Stephen Montemayor, Star Tribune, November 23, 2019
The fifth Democratic presidential debate on Wednesday put at least one pivotal 2020 factor into stark relief: the power of black voters in deciding the party’s nominee.
Chief among those with work to do is U.S. Sen. Amy Klobuchar, D-Minn., whose past as a prosecutor has hindered more than helped her cause among black voters, who often see the criminal justice system stacked against them.
Last week, voters caught a glimpse of at least one Klobuchar strategy to make inroads in the black community: a focus on voting rights. At the Atlanta debate, Klobuchar repeated her call for people to automatically register to vote when they turn 18.
“If we had a system like this and we did something about gerrymandering, and we stopped the voting purges, and did something significant about making sure we don’t have money in politics from the outside, Stacey Abrams would be governor of this state right now,” Klobuchar said.
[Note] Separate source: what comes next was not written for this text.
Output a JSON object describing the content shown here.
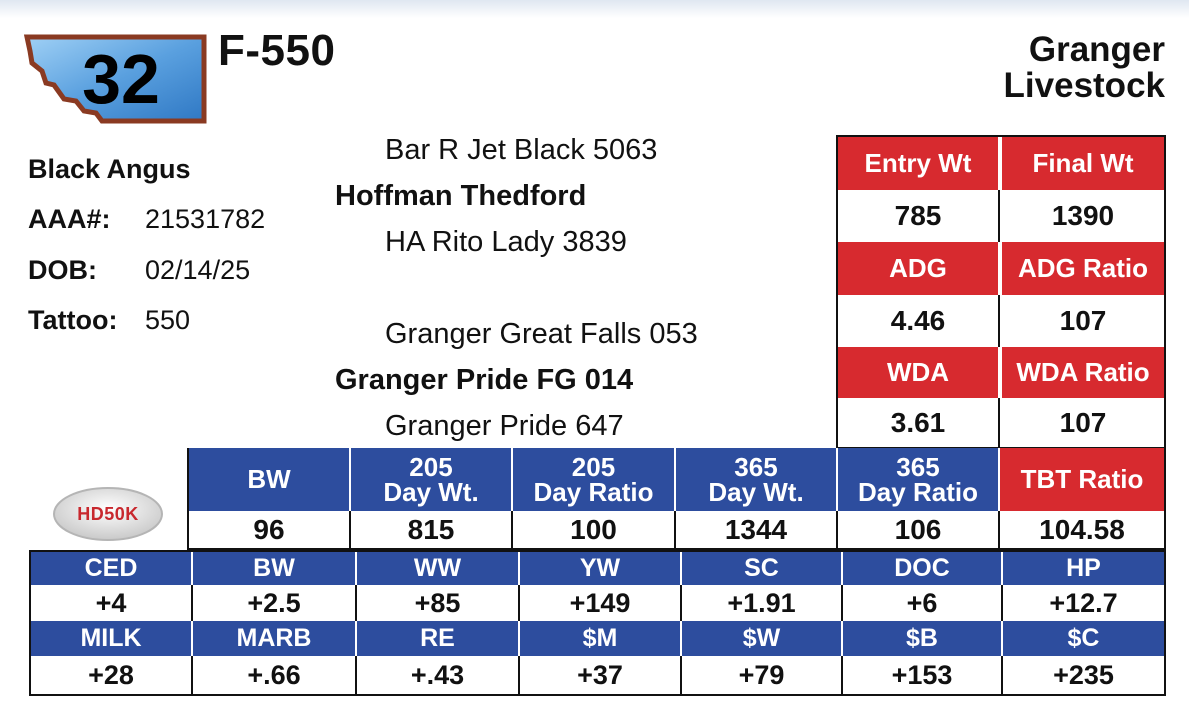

To be sure, Klobuchar is not alone struggling to win support among black voters.
Despite high levels of support among black voters, Joe Biden still faces questions over his support for the 1994 federal crime bill. Pete Buttigieg has been dogged by tense police-community relations during his tenure as mayor. Elizabeth Warren had to wait out demonstrations by dozens of black protesters from a school-choice group before delivering a post-debate speech in Atlanta, where she called for a “full-blown national conversation about reparations” for slavery.